Anyway, I would lie on the table, they would put the mask over my face and clamp it to the head rest. They'd scurry out of the room where I imagined they hit a “start” button. This huge machine rolled all around me. I couldn't feel anything, I'd just listen to whatever music the techs played through speakers in the ceiling - a lot of Michael Jackson and Hall & Oates - and in a few minutes they'd scurry back and unclamp my restraints.




Mask clamped down tight
Elevated and ready to proceed. The radiation techs allowed my mom to come back with me one time to snap a few pictures of the process. At this point, however, everyone had to leave, closing the heavy door behind them to prevent exposure to the deadly stuff. See why I didn't want to take it straight to my brain?




That was it. Quick, painless, uneventful, even kind of nice in a strange way, as I said, the people were lovely. There was a cart of quality snacks - not standard hospital fare - that you could help yourself to on the way out.


 



And then there was the rest of my day. Long hours, tired and disengaged. My coworkers had stepped up so I didn't have to work. I didn't do much reading or much talking. I saw some friends, went on some walks, and tried to find more information about radiation online.


My hair began to fall out and I obsessed over it, spending an absurd amount of time looking for pictures of people whose brains had been radiated. I couldn’t find any. I wanted to know if and when it would grow back - how physically scarred would I be in a year?


I began practicing the long, torturous practice of hiding my head. I looked for the right hats and scarves. I studied how beautiful women around the world covered their heads.


I practiced wrapping my head a la this beautiful woman:





It’s not easy to do! Especially with Frankenstein's monster's left arm.
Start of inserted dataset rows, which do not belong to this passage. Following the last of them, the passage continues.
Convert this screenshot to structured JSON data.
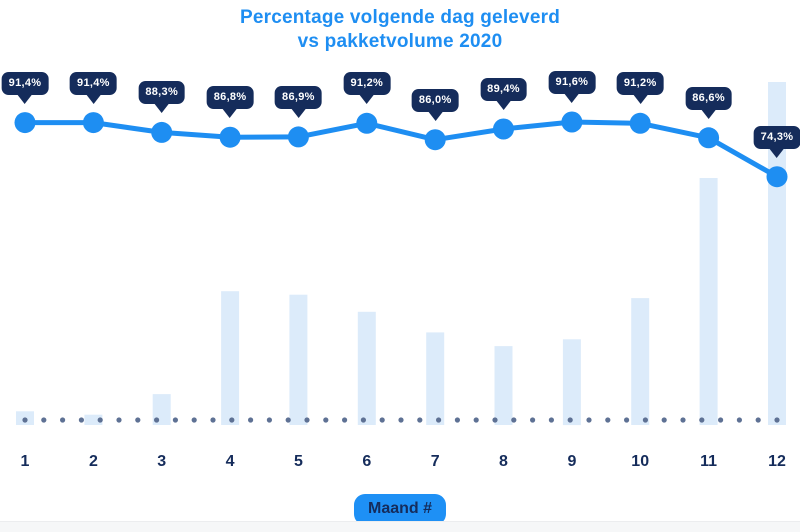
{
  "title": {
    "line1": "Percentage volgende dag geleverd",
    "line2": "vs pakketvolume 2020"
  },
  "x_axis": {
    "title": "Maand #",
    "tick_labels": [
      "1",
      "2",
      "3",
      "4",
      "5",
      "6",
      "7",
      "8",
      "9",
      "10",
      "11",
      "12"
    ]
  },
  "chart_data": {
    "type": "line+bar combo",
    "title": "Percentage volgende dag geleverd vs pakketvolume 2020",
    "xlabel": "Maand #",
    "categories": [
      1,
      2,
      3,
      4,
      5,
      6,
      7,
      8,
      9,
      10,
      11,
      12
    ],
    "series": [
      {
        "name": "Percentage volgende dag geleverd",
        "type": "line",
        "unit": "%",
        "values": [
          91.4,
          91.4,
          88.3,
          86.8,
          86.9,
          91.2,
          86.0,
          89.4,
          91.6,
          91.2,
          86.6,
          74.3
        ],
        "labels": [
          "91,4%",
          "91,4%",
          "88,3%",
          "86,8%",
          "86,9%",
          "91,2%",
          "86,0%",
          "89,4%",
          "91,6%",
          "91,2%",
          "86,6%",
          "74,3%"
        ]
      },
      {
        "name": "Pakketvolume 2020",
        "type": "bar",
        "unit": "relative index, estimated (max month = 100, no axis shown)",
        "values": [
          4,
          3,
          9,
          39,
          38,
          33,
          27,
          23,
          25,
          37,
          72,
          100
        ]
      }
    ],
    "legend": "none",
    "grid": "none",
    "baseline": "dotted",
    "colors": {
      "line": "#1e8ef2",
      "point": "#1e8ef2",
      "bar": "#dcebfa",
      "tooltip_bg": "#152c5b",
      "tooltip_text": "#ffffff",
      "baseline_dots": "#5e7194",
      "title_text": "#1e8ef2",
      "axis_label_text": "#152c5b",
      "badge_bg": "#1e90f5"
    }
  }
}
I never felt confident with my head wrapped. If I could get it even close to staying put, I felt like I was wearing a costume. I tried wearing makeup so I didn’t look sick, but that just made me feel like a silent movie era “mystic” (a look that I love but that I am decidedly not mysterious enough to pull off. Or patient enough. Or interested enough). You know what I'm talking about.







I don't remember much more about those six weeks. If you ever thought that February and March feel like exceptionally long, gray months, well, it was like that plus self pity and brain radiation. In other words, grim as hell.


I finished radiation and sang goodbye to my team, feeling ​great (more precisely, relief). I was triumphantly done with that nightmare. At least the 9:30 appointment part of it. The radiation coursing through my brain and body was at an all time high and would continue to be so for several more weeks.


At this point, stress replaced self pity as my most prominent feeling. I was supposed to start chemotherapy when I finished radiation, but I couldn't get my local neuro oncologist (the Disney prince) to return my phone calls.